Monday, January 30, 2012

"The Civil War: A Narrative; Red River to Appomattox", by Shelby Dade Foote, Jr.

 

1106 pages, Random House, Inc., ISBN-13: 978-0307290441

The Civil War: A Narrative; Red River to Appomattox is the concluding volume of Foote's narrative history of the American Civil War; it opens with Ulysses S. Grant and William Tecumseh Sherman planning the defeat of the Confederacy, and the failure of the Red River campaign. It includes the capture of Atlanta, Sherman's march to the sea, Sheridan's reduction of the Shenandoah Valley and climaxes with Lee's surrender at Appomattox (it also includes the tragic anticlimaxes of the assassination of Abraham Lincoln and the capture and imprisonment of Jefferson Davis). As a finale, Foote touches briefly on the Reconstruction and the post-war years of the veterans of the conflict, Jefferson Davis and other notable figures in the nation's bloodiest conflict. As before, Foote's prose is objective yet compelling, bringing the personalities to vivid life.

Shelby Foote spent his life researching and writing these books, and it shows. This is the most interesting mass of information compiled in a flowing fashion that I believe has been written. It has so much personally revealing biographical information about the persona of the Civil War that one cannot but gain insight as to the causes and results of the fighting. One that has interest in history or warfare cannot afford to miss this journey.  

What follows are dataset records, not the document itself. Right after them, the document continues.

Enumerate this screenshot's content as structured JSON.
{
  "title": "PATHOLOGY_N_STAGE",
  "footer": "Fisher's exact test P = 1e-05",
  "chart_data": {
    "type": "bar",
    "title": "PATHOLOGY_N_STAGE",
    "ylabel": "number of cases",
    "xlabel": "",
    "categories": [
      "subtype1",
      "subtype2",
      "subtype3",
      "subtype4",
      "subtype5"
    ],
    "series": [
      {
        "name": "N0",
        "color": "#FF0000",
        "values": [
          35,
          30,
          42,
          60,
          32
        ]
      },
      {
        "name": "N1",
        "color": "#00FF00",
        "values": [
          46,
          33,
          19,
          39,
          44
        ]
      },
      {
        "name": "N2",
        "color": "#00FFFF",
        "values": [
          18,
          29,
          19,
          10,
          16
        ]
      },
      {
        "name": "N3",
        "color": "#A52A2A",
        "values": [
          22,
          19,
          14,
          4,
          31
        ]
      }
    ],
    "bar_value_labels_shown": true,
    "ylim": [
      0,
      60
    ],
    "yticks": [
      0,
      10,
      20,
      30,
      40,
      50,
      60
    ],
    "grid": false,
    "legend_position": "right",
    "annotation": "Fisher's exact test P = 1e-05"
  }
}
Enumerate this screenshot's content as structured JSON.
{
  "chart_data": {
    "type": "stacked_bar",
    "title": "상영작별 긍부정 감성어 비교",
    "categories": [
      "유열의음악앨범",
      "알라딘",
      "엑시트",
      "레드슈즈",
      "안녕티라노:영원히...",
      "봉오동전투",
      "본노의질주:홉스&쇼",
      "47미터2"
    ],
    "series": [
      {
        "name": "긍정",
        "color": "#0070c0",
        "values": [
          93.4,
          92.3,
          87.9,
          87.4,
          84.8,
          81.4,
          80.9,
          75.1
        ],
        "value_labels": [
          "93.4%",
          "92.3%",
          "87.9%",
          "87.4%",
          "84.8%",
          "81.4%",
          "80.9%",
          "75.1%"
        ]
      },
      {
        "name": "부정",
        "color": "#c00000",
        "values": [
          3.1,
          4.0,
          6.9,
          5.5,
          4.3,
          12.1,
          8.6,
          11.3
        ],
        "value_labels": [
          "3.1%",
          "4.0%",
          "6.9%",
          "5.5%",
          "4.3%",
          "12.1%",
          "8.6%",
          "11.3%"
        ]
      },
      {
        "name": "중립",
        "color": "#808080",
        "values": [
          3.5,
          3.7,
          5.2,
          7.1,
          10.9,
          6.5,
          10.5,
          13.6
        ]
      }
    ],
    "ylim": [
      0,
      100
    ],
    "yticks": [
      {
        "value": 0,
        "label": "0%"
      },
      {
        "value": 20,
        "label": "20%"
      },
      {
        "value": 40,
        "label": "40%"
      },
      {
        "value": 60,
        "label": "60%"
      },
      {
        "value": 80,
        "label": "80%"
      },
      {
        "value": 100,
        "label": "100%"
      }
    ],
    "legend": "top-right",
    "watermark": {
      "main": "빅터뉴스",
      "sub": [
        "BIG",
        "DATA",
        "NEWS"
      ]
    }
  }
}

All in all, the three volumes work best when approached like as a dramatic epic novel. It is fascinating to watch the main characters - Lincoln, Grant, Sherman, Lee, and Davis - progress as the war moves forward. From the end, it is amazing to look back past all of the death and destruction to the beginning, when things seemed so much simpler. This is especially true of on the Confederate side - there is an overwhelming sense of doom and gloom looming over the Southerners in the last volume. Southern independence - so possible, almost likely, in Vol. 1 - evolves into a hopeless struggle for very survival by Vol. 3. From a dramatic stand point of this story, I think that the Confederates are the more sympathetic side; history, of course, has judged it differently, but this 3-volume work is more dramatic epic than historical scholarship.